On the other hand, if our Credo is about more than signing on to a somewhat incredible proposition, but that having thus signed on, faithfulness to its moral and spiritual implications is, indeed, required then we need to determine what the central implications are, that those things which are peripheral (as important as they may be) do not make our consciences afraid because we realize that the center still holds. In other words, we have to determine where the line is between things like saying a rash word when you’re cut off in traffic or drinking a bit too much on a Friday night or fleetingly coveting your neighbor’s new car or skipping church on a Sunday to play a round of golf and that which has the genuine possibility of creating a dangerous gulf between ourselves and the grace which is available.

Fortunately, St.

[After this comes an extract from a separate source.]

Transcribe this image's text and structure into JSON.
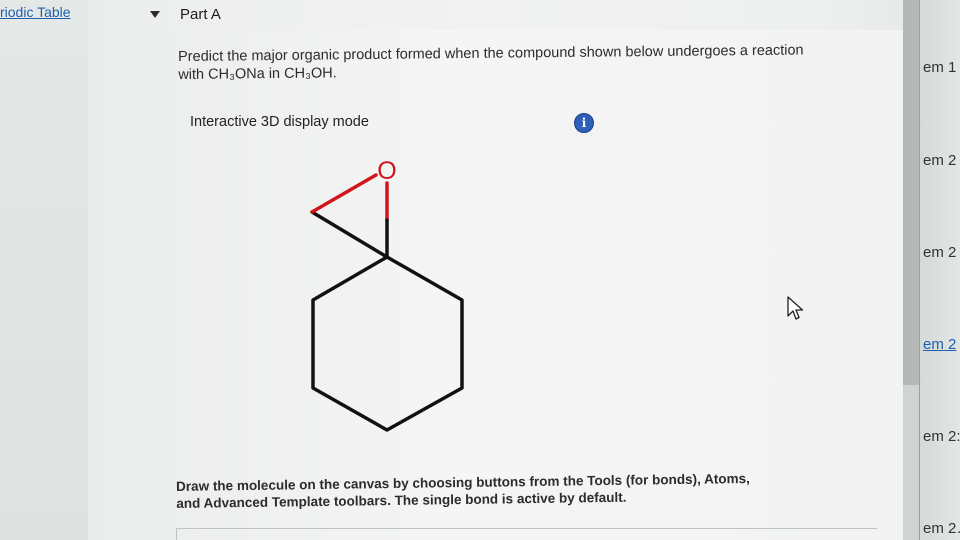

Augustine identifies that central tenet. Even more fortunately, Christ does so too. He does so before the Pharisees and Sadducees, and he reiterates it in his last conversation with his disciples before the crucifixion. It’s love. That’s it. Love of God and love of neighbor. On these two commandments hang all the law and the prophets, and in themselves they cover a multitude of sins.

This is not to say that minor infractions like the examples I just gave are unimportant. They are important, because when we continue to indulge in them without penitence and amendment of life, we are in danger of letting them have dominion over us, harm our souls, make us less loving of God and neighbor. But thanks be to God, we have a constant companion, Christ himself who walks beside us and calls us constantly to be more loving, and the Holy Spirit who enables us to follow that path. And if we follow where he leads us, our detours will be minor and the God of love will bring us home by that same path.

+In the name of the Father and of the Son and of the Holy Spirit. Amen.